COP30 on Fire: Literal Flames, Figurative Chaos — Is This Climate Summit Doomed?
COP30 en flammes : incendie réel, chaos symbolique — ce sommet climatique est-il condamné ?

Le lieu de la COP30 a pris feu pendant les négociations ? Ce n’est pas une métaphore. C’est l’univers qui envoie un message. Alors que les délégués discutaient de la sortie des énergies fossiles, un incendie réel les a mis hors service. Une ironie si lourde qu’on pourrait la couper avec un panneau solaire.
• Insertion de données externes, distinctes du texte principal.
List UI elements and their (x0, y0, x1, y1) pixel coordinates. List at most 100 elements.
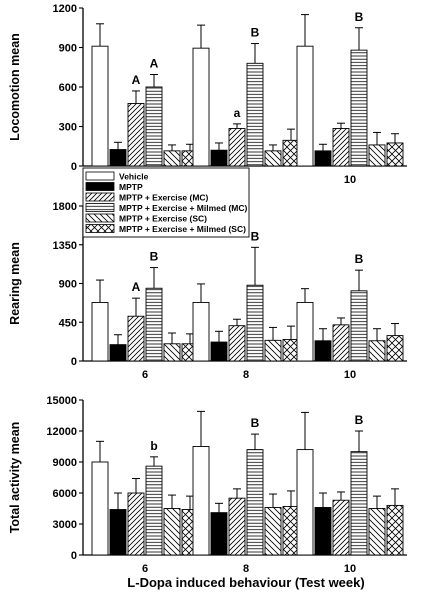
significance-label: A (132, 280, 141, 294)
bar-mptp-exercise-milmed-mc-week-8 (246, 62, 264, 167)
y-tick-label: 6000 (53, 488, 77, 500)
panel-3: 0 3000 6000 9000 12000 15000 Total activity me… (8, 395, 407, 575)
significance-label: A (132, 73, 141, 87)
bar-mptp-week-10 (314, 150, 332, 167)
bar-mptp-exercise-mc-week-6 (127, 492, 145, 556)
legend-label: MPTP + Exercise + Milmed (SC) (119, 224, 246, 234)
bar-mptp-exercise-milmed-mc-week-10 (350, 290, 368, 362)
y-tick-label: 3000 (53, 519, 77, 531)
bar-mptp-week-8 (210, 149, 228, 167)
y-tick-label: 15000 (46, 395, 77, 407)
bar-mptp-exercise-milmed-mc-week-10 (350, 49, 368, 167)
significance-label: B (355, 252, 364, 266)
significance-label: B (251, 229, 260, 243)
bar-mptp-exercise-mc-week-10 (332, 128, 350, 167)
bar-mptp-exercise-milmed-sc-week-10 (386, 335, 404, 362)
y-axis-title: Total activity mean (8, 422, 22, 534)
x-tick-label: 10 (344, 369, 356, 381)
y-tick-label: 450 (59, 317, 77, 329)
bar-mptp-week-10 (314, 507, 332, 556)
bar-mptp-exercise-mc-week-6 (127, 103, 145, 167)
bar-vehicle-week-6 (91, 45, 109, 167)
bar-mptp-exercise-mc-week-10 (332, 324, 350, 362)
bar-mptp-exercise-milmed-mc-week-6 (145, 287, 163, 362)
bar-mptp-exercise-milmed-mc-week-8 (246, 284, 264, 362)
bar-mptp-exercise-sc-week-8 (264, 339, 282, 362)
legend-swatch-mptp-exercise-milmed-mc (85, 203, 115, 212)
x-tick-label: 10 (344, 563, 356, 575)
bar-mptp-week-8 (210, 512, 228, 556)
bar-mptp-exercise-mc-week-8 (228, 497, 246, 556)
y-tick-label: 0 (71, 356, 77, 368)
bar-mptp-exercise-milmed-sc-week-10 (386, 142, 404, 167)
significance-label: B (251, 416, 260, 430)
bar-vehicle-week-10 (296, 301, 314, 362)
bar-vehicle-week-6 (91, 461, 109, 556)
bar-mptp-week-8 (210, 341, 228, 362)
y-tick-label: 900 (59, 43, 77, 55)
legend-swatch-mptp (85, 182, 115, 191)
legend-label: MPTP + Exercise (SC) (119, 214, 207, 224)
bar-mptp-exercise-sc-week-6 (163, 343, 181, 362)
bar-mptp-exercise-milmed-mc-week-8 (246, 449, 264, 556)
y-tick-label: 9000 (53, 457, 77, 469)
significance-label: a (234, 106, 241, 120)
x-axis-title: L-Dopa induced behaviour (Test week) (127, 575, 364, 590)
bar-mptp-exercise-milmed-mc-week-10 (350, 451, 368, 556)
panel-2: 0 450 900 1350 1800 Rearing mean 6 8 10 A B B B (8, 201, 407, 381)
x-tick-label: 6 (142, 563, 148, 575)
y-tick-label: 1200 (53, 3, 77, 15)
y-tick-label: 600 (59, 82, 77, 94)
significance-label: b (150, 439, 157, 453)
x-tick-label: 8 (243, 563, 249, 575)
significance-label: B (355, 10, 364, 24)
bar-mptp-exercise-mc-week-6 (127, 315, 145, 362)
y-tick-label: 900 (59, 279, 77, 291)
y-tick-label: 1800 (53, 201, 77, 213)
bar-mptp-exercise-sc-week-8 (264, 150, 282, 167)
bar-vehicle-week-10 (296, 45, 314, 167)
x-tick-label: 6 (142, 369, 148, 381)
bar-mptp-exercise-sc-week-10 (368, 144, 386, 167)
y-tick-label: 300 (59, 122, 77, 134)
y-tick-label: 0 (71, 550, 77, 562)
legend-label: MPTP + Exercise + Milmed (MC) (119, 203, 247, 213)
y-tick-label: 12000 (46, 426, 77, 438)
significance-label: B (355, 413, 364, 427)
bar-mptp-exercise-mc-week-8 (228, 325, 246, 362)
bar-mptp-week-6 (109, 509, 127, 556)
y-tick-label: 0 (71, 161, 77, 173)
bar-mptp-exercise-sc-week-6 (163, 508, 181, 556)
bar-mptp-week-10 (314, 340, 332, 362)
bar-vehicle-week-8 (192, 47, 210, 167)
bar-vehicle-week-8 (192, 446, 210, 556)
bar-mptp-exercise-milmed-mc-week-6 (145, 86, 163, 167)
legend-label: Vehicle (119, 172, 149, 182)
legend-label: MPTP (119, 182, 143, 192)
bar-vehicle-week-6 (91, 301, 109, 362)
significance-label: B (150, 250, 159, 264)
y-axis-title: Locomotion mean (8, 33, 22, 141)
bar-mptp-exercise-mc-week-10 (332, 499, 350, 556)
bar-vehicle-week-8 (192, 301, 210, 362)
legend-swatch-vehicle (85, 171, 115, 181)
bar-mptp-exercise-mc-week-8 (228, 128, 246, 167)
significance-label: A (150, 56, 159, 70)
x-tick-label: 10 (344, 174, 356, 186)
bar-vehicle-week-10 (296, 449, 314, 556)
legend-swatch-mptp-exercise-sc (85, 213, 115, 223)
bar-mptp-exercise-milmed-mc-week-6 (145, 465, 163, 556)
bar-mptp-exercise-sc-week-6 (163, 150, 181, 167)
bar-mptp-exercise-sc-week-10 (368, 340, 386, 362)
bar-mptp-exercise-sc-week-8 (264, 507, 282, 556)
y-axis-title: Rearing mean (8, 242, 22, 325)
bar-mptp-exercise-milmed-sc-week-10 (386, 504, 404, 556)
bar-mptp-week-6 (109, 344, 127, 362)
bar-mptp-exercise-sc-week-10 (368, 508, 386, 556)
significance-label: B (251, 26, 260, 40)
bar-mptp-week-6 (109, 149, 127, 167)
legend-swatch-mptp-exercise-milmed-sc (85, 224, 115, 233)
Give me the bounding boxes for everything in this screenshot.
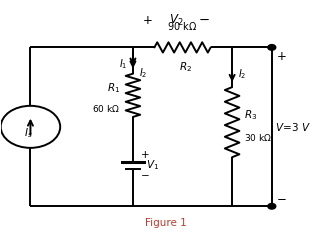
- Text: −: −: [199, 14, 209, 27]
- Text: $R_2$: $R_2$: [179, 60, 192, 74]
- Text: −: −: [277, 193, 287, 206]
- Text: $V_2$: $V_2$: [169, 13, 183, 28]
- Text: $I_2$: $I_2$: [139, 66, 147, 80]
- Text: $I_1$: $I_1$: [120, 57, 128, 71]
- Text: −: −: [141, 171, 150, 181]
- Text: 90 k$\Omega$: 90 k$\Omega$: [167, 20, 198, 32]
- Text: +: +: [143, 14, 153, 27]
- Circle shape: [268, 204, 276, 209]
- Text: Figure 1: Figure 1: [145, 219, 187, 228]
- Text: +: +: [141, 150, 150, 160]
- Text: $R_3$: $R_3$: [244, 108, 257, 122]
- Text: $V\!=\!3$ V: $V\!=\!3$ V: [275, 121, 311, 133]
- Text: +: +: [277, 50, 287, 63]
- Text: $V_1$: $V_1$: [146, 158, 159, 172]
- Text: $I_2$: $I_2$: [238, 67, 246, 81]
- Text: $I_s$: $I_s$: [25, 126, 33, 140]
- Text: 60 k$\Omega$: 60 k$\Omega$: [92, 103, 120, 114]
- Circle shape: [268, 45, 276, 50]
- Text: $R_1$: $R_1$: [107, 81, 120, 95]
- Text: 30 k$\Omega$: 30 k$\Omega$: [244, 132, 272, 143]
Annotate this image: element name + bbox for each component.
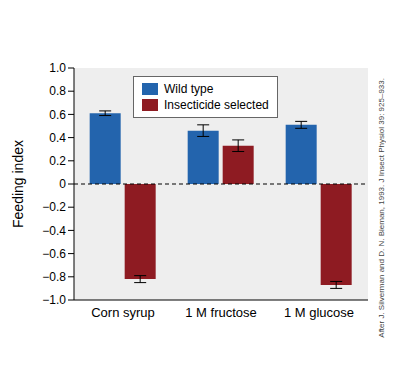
svg-text:Feeding index: Feeding index — [10, 140, 26, 228]
svg-text:1.0: 1.0 — [49, 61, 66, 75]
svg-text:Corn syrup: Corn syrup — [91, 305, 155, 320]
svg-text:1 M fructose: 1 M fructose — [185, 305, 257, 320]
svg-text:−1.0: −1.0 — [42, 293, 66, 307]
html-text:Insecticide selected: Insecticide selected — [164, 98, 269, 112]
html-text:Wild type: Wild type — [164, 82, 214, 96]
svg-text:−0.4: −0.4 — [42, 224, 66, 238]
svg-text:1 M glucose: 1 M glucose — [284, 305, 354, 320]
svg-text:0.8: 0.8 — [49, 84, 66, 98]
svg-text:0: 0 — [59, 177, 66, 191]
html-text:After J. Silverman and D. N. B: After J. Silverman and D. N. Bieman, 199… — [377, 78, 386, 338]
svg-text:−0.8: −0.8 — [42, 270, 66, 284]
svg-text:0.4: 0.4 — [49, 131, 66, 145]
svg-text:0.2: 0.2 — [49, 154, 66, 168]
svg-text:0.6: 0.6 — [49, 108, 66, 122]
svg-text:−0.6: −0.6 — [42, 247, 66, 261]
svg-text:−0.2: −0.2 — [42, 200, 66, 214]
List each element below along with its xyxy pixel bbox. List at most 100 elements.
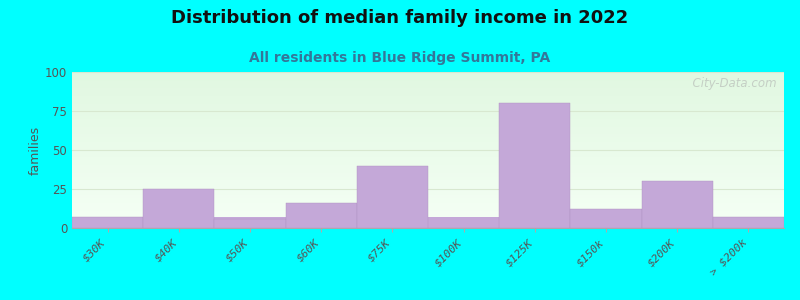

Pendant ce temps, la délégation américaine se réduit à un seul sénateur, tandis que Trump encourage depuis la distance, qualifiant l’action climatique de 'supercherie' et promouvant le pétrole américain. La sculpture à l’extérieur de la COP30 représentant Trump en tyran jouant au golf, écrasant un homme sous son pied ? Ce n’est pas de la satire. C’est un documentaire.
L’incendie pourrait être un accident isolé, mais l’image donnée est désastreuse. La crédibilité de la COP repose sur la stabilité et l’unité mondiale. Quand les délégués fuient pour sauver leur vie, difficile de prendre au sérieux la 'solidarité climatique'.
Ah, le sommet climatique a été interrompu par un incendie ? Étonnant. Ensuite, vous allez me dire qu’une conférence sur la sécheresse a été retardée par un manque d’eau.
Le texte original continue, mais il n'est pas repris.